De
esa multitud de placeres asequibles que descuidamos por pura negligencia, he
rescatado hoy el de elegir una lectura para un momento determinado. Iba a dar
un paseo por San Sebastián, el tiempo para leer sería limitado, así que tomo el
librito de Cuentos, de Oscar Wilde.
La
luz de la primera tarde pone un granito de azafrán en todos los colores y deja
una cálida bendición sobre cosas grandes y pequeñas. Una invisible mano de
gigante alborota la fronda de un gran tilo y agita el sonajero de hojas. Al
poco se hace el silencio y se escuchan otros sones más tenues e indefinidos.

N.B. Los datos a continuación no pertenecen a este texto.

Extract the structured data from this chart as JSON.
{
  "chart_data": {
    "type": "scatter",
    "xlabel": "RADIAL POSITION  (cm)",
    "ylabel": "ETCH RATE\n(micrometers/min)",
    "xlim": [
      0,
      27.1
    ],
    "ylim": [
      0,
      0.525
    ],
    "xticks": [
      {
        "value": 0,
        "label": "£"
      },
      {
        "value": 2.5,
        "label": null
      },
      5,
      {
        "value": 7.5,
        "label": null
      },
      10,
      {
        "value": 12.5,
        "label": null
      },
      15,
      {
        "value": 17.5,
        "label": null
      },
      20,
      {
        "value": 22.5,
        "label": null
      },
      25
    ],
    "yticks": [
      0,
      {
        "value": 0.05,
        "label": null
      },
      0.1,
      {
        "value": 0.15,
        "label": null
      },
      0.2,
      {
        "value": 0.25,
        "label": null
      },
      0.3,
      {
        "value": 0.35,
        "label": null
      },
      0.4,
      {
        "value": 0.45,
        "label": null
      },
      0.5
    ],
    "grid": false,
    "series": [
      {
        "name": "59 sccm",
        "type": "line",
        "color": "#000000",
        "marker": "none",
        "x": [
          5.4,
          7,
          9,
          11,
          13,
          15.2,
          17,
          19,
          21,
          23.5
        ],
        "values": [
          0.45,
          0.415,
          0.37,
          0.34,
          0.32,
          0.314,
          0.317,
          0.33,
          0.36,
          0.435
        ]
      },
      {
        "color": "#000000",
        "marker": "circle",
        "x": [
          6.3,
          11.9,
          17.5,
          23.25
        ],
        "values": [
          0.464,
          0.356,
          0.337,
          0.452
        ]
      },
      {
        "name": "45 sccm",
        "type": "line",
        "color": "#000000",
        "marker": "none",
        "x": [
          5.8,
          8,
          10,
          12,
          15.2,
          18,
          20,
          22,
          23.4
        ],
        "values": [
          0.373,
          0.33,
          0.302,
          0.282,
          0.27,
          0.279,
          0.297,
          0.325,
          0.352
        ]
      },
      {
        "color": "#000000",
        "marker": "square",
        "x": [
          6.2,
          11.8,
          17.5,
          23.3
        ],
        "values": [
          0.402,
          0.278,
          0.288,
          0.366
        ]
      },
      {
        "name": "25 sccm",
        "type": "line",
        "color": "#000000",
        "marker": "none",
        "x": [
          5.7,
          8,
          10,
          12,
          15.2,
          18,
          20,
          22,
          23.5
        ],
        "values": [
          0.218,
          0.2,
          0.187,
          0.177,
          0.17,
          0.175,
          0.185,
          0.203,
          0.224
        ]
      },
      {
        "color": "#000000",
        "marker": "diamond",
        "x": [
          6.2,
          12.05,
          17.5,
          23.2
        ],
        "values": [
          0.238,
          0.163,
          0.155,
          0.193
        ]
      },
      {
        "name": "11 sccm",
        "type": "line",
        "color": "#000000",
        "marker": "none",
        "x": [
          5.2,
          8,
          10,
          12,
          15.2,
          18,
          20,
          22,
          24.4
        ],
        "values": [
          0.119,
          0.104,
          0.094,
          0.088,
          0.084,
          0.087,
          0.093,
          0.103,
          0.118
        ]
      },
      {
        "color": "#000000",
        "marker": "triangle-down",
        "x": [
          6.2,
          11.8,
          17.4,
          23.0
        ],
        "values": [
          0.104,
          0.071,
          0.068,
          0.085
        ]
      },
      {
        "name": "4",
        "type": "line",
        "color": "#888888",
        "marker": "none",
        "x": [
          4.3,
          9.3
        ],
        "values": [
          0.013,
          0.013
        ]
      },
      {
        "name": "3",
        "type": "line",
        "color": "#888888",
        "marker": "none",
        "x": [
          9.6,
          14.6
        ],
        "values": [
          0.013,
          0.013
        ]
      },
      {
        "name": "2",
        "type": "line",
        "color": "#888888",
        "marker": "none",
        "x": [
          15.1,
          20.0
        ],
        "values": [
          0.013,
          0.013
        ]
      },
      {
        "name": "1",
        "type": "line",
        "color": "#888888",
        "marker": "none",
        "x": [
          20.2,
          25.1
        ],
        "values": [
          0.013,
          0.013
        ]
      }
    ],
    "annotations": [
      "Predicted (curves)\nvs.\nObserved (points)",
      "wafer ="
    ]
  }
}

Los fondos del paisaje, mirando hacia el interior, también parecen
adormecidos.
De
los Cuentos de Wilde escojo "El
gigante egoísta". La nieve, el hielo, el viento del Norte, el granizo
resultan aún más fantásticos bajo esta tibia tarde. El jardín del gigante es de
simples y breves trazos. Jardín de cuentos, al que los lectores asentimos con una
imaginación idealista. No nos detenemos a disfrutar de la oscilación nerviosa
de las frondas: los jardines de los cuentos son diseñados para que no nos
distraigan de la trama moral.
“Tengo
muchas flores bellas —decía el gigante—; pero los niños son las flores más bellas”. De una
piscina cercana llega una algarabía infantil. La tarde continúa, la luz va
borrando sus brillos, la textura de todas las cosas se concentra y adensa. “Hoy
vendrás conmigo a mi jardín, que es el Paraíso”.